On working at a new job

On working at a new job, how things can end up like a turd pile.
(They often do! How do we protect ourselves from stepping in it?)

They are delivering a coherent software product.  But it's extremely brittle!
Try to make any little change and it blows up.  (or they blow up).
When I start working at a place, it needs to be constant examination.  Constant.  You are working on a complex system so how do you become effective?
Think of a child walking through an elaborate construction carefully setup by another child before-hand.
You can barge around smashing pieces as you go.  Not good!
You can tiptoe around examining things as you go.  Look around, then try,  make a little change, here or there, maybe, -experiment- with some little alteration.
That's the rub!
How does the system respond to your little experiment? Does it BLOW UP? or does it show some possible little aberration?  Something obviously off-kilter?
The trick is simple isolation of dependencies; old fashioned structured programming, object oriented design, modularity, minimize dependencies.

If you cannot add functionality without affecting a ton of external files, macros, tables, global variables, etc.... Then, you've got some problem, no?
The question is to design in a modular fashion so that pieces can be plugged in and removed.  Perhaps this sounds idealistic but it's not. It's simple reality.

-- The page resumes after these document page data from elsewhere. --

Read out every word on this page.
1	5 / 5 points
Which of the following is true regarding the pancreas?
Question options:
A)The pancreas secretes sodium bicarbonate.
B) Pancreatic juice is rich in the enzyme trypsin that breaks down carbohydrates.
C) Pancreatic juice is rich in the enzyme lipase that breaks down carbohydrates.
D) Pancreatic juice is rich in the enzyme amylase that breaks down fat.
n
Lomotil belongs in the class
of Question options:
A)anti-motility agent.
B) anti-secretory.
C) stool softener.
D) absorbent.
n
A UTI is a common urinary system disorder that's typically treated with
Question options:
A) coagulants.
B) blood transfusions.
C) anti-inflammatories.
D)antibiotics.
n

It seemed to me the lead engineers were protecting their turf.  They delivered a product that worked enough to demonstrate but that broke frequently.  They could blame changes on the breakage; on lack of 'performance' of other, new, programmers, like me.

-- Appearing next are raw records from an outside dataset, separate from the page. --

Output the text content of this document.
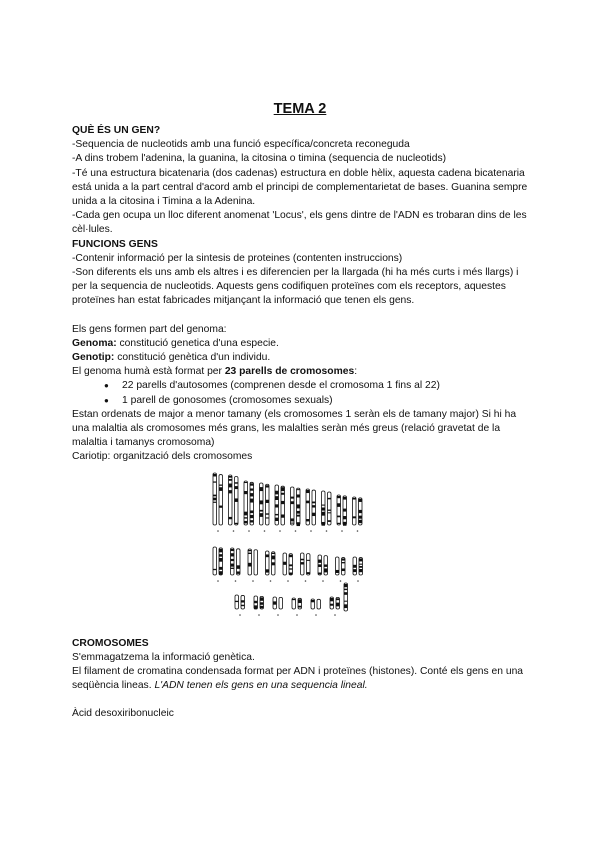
TEMA 2

QUÈ ÉS UN GEN?

-Sequencia de nucleotids amb una funció específica/concreta reconeguda

-A dins trobem l'adenina, la guanina, la citosina o timina (sequencia de nucleotids)

-Té una estructura bicatenaria (dos cadenas) estructura en doble hèlix, aquesta cadena bicatenaria está unida a la part central d'acord amb el principi de complementarietat de bases. Guanina sempre unida a la citosina i Timina a la Adenina.

-Cada gen ocupa un lloc diferent anomenat 'Locus', els gens dintre de l'ADN es trobaran dins de les cèl·lules.

FUNCIONS GENS

-Contenir informació per la sintesis de proteines (contenten instruccions)

-Son diferents els uns amb els altres i es diferencien per la llargada (hi ha més curts i més llargs) i per la sequencia de nucleotids. Aquests gens codifiquen proteïnes com els receptors, aquestes proteïnes han estat fabricades mitjançant la informació que tenen els gens.

Els gens formen part del genoma:

Genoma: constitució genetica d'una especie.

Genotip: constitució genètica d'un individu.

El genoma humà està format per 23 parells de cromosomes:

● 22 parells d'autosomes (comprenen desde el cromosoma 1 fins al 22)
● 1 parell de gonosomes (cromosomes sexuals)

Estan ordenats de major a menor tamany (els cromosomes 1 seràn els de tamany major) Si hi ha una malaltia als cromosomes més grans, les malalties seràn més greus (relació gravetat de la malaltia i tamanys cromosoma)

Cariotip: organització dels cromosomes

CROMOSOMES

S'emmagatzema la informació genètica.

El filament de cromatina condensada format per ADN i proteïnes (histones). Conté els gens en una seqüència lineas. L'ADN tenen els gens en una sequencia lineal.

Àcid desoxiribonucleic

There is some greater philosophy here.  Can you bend, change, modify, add, work on, tinker?  Can you make software that is 'robust' or not?  You decide.

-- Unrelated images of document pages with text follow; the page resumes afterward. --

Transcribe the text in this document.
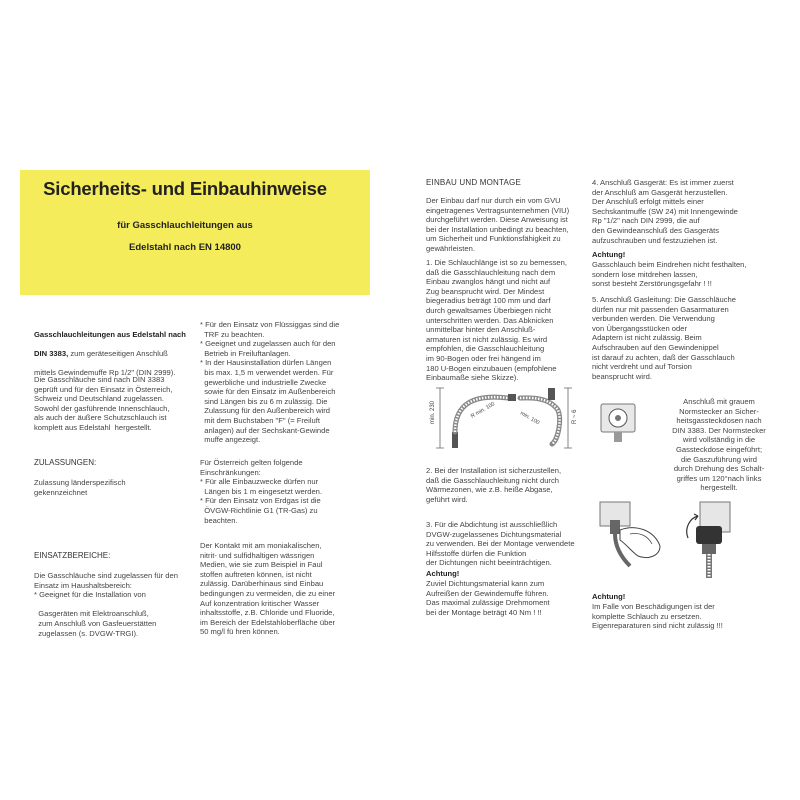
Sicherheits- und Einbauhinweise
für Gasschlauchleitungen aus
Edelstahl nach EN 14800

Gasschlauchleitungen aus Edelstahl nach

DIN 3383, zum geräteseitigen Anschluß

mittels Gewindemuffe Rp 1/2" (DIN 2999).

Die Gasschläuche sind nach DIN 3383
geprüft und für den Einsatz in Österreich,
Schweiz und Deutschland zugelassen.
Sowohl der gasführende Innenschlauch,
als auch der äußere Schutzschlauch ist
komplett aus Edelstahl  hergestellt.
ZULASSUNGEN:
Zulassung länderspezifisch
gekennzeichnet
EINSATZBEREICHE:
Die Gasschläuche sind zugelassen für den
Einsatz im Haushaltsbereich:
* Geeignet für die Installation von

Gasgeräten mit Elektroanschluß,
zum Anschluß von Gasfeuerstätten
zugelassen (s. DVGW-TRGI).
* Für den Einsatz von Flüssiggas sind die
TRF zu beachten.
* Geeignet und zugelassen auch für den
Betrieb in Freiluftanlagen.
* In der Hausinstallation dürfen Längen
bis max. 1,5 m verwendet werden. Für
gewerbliche und industrielle Zwecke
sowie für den Einsatz im Außenbereich
sind Längen bis zu 6 m zulässig. Die
Zulassung für den Außenbereich wird
mit dem Buchstaben "F" (= Freiluft
anlagen) auf der Sechskant-Gewinde
muffe angezeigt.
Für Österreich gelten folgende
Einschränkungen:
* Für alle Einbauzwecke dürfen nur
Längen bis 1 m eingesetzt werden.
* Für den Einsatz von Erdgas ist die
ÖVGW-Richtlinie G1 (TR-Gas) zu
beachten.
Der Kontakt mit am moniakalischen,
nitrit- und sulfidhaltigen wässrigen
Medien, wie sie zum Beispiel in Faul
stoffen auftreten können, ist nicht
zulässig. Darüberhinaus sind Einbau
bedingungen zu vermeiden, die zu einer
Auf konzentration kritischer Wasser
inhaltsstoffe, z.B. Chloride und Fluoride,
im Bereich der Edelstahloberfläche über
50 mg/l fü hren können.
EINBAU UND MONTAGE
Der Einbau darf nur durch ein vom GVU
eingetragenes Vertragsunternehmen (VIU)
durchgeführt werden. Diese Anweisung ist
bei der Installation unbedingt zu beachten,
um Sicherheit und Funktionsfähigkeit zu
gewährleisten.
1. Die Schlauchlänge ist so zu bemessen,
daß die Gasschlauchleitung nach dem
Einbau zwanglos hängt und nicht auf
Zug beansprucht wird. Der Mindest
biegeradius beträgt 100 mm und darf
durch gewaltsames Überbiegen nicht
unterschritten werden. Das Abknicken
unmittelbar hinter den Anschluß-
armaturen ist nicht zulässig. Es wird
empfohlen, die Gasschlauchleitung
im 90-Bogen oder frei hängend im
180 U-Bogen einzubauen (empfohlene
Einbaumaße siehe Skizze).
min. 230	R min. 100	min. 100	R ~ 6
2. Bei der Installation ist sicherzustellen,
daß die Gasschlauchleitung nicht durch
Wärmezonen, wie z.B. heiße Abgase,
geführt wird.
3. Für die Abdichtung ist ausschließlich
DVGW-zugelassenes Dichtungsmaterial
zu verwenden. Bei der Montage verwendete
Hilfsstoffe dürfen die Funktion
der Dichtungen nicht beeinträchtigen.
Achtung!
Zuviel Dichtungsmaterial kann zum
Aufreißen der Gewindemuffe führen.
Das maximal zulässige Drehmoment
bei der Montage beträgt 40 Nm ! !!
4. Anschluß Gasgerät: Es ist immer zuerst
der Anschluß am Gasgerät herzustellen.
Der Anschluß erfolgt mittels einer
Sechskantmuffe (SW 24) mit Innengewinde
Rp "1/2" nach DIN 2999, die auf
den Gewindeanschluß des Gasgeräts
aufzuschrauben und festzuziehen ist.
Achtung!
Gasschlauch beim Eindrehen nicht festhalten,
sondern lose mitdrehen lassen,
sonst besteht Zerstörungsgefahr ! !!
5. Anschluß Gasleitung: Die Gasschläuche
dürfen nur mit passenden Gasarmaturen
verbunden werden. Die Verwendung
von Übergangsstücken oder
Adaptern ist nicht zulässig. Beim
Aufschrauben auf den Gewindenippel
ist darauf zu achten, daß der Gasschlauch
nicht verdreht und auf Torsion
beansprucht wird.
Anschluß mit grauem
Normstecker an Sicher-
heitsgassteckdosen nach
DIN 3383. Der Normstecker
wird vollständig in die
Gassteckdose eingeführt;
die Gaszuführung wird
durch Drehung des Schalt-
griffes um 120°nach links
hergestellt.
Achtung!
Im Falle von Beschädigungen ist der
komplette Schlauch zu ersetzen.
Eigenreparaturen sind nicht zulässig !!!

First of all, every question, concern, complaint, is a gift, not a curse.  Why not keep studying something?  Why not be open to discussion?  What is there to 'hide'?  Hiding is for private members of classes, not for examination of concepts, abstractions, thought, design.

I simply believe that design can evolve.  It need not be a brittle construction.

In Software, we have this added power, this ability, to change without breaking, to add code anywhere at any time, which does not have to alter the functionality.  And need not break anything. The increased flexibility is what makes software a little better than say architecture with bricks and metal, which will certainly not allow tinkering with, if a completed structure.  In software even if it's deployed.
One can change a module to make it simpler, more efficient, whatever, and not break any of the other system, that might even be running in the field.  That's one thing that makes software special.


Young workers are interesting.  In one sense they're open to changes, differences, alternate ways.  In another way, they distrust the need to analyze, take time, think carefully.  It's some kind of trade-off.  Interesting trade-offs between new and old.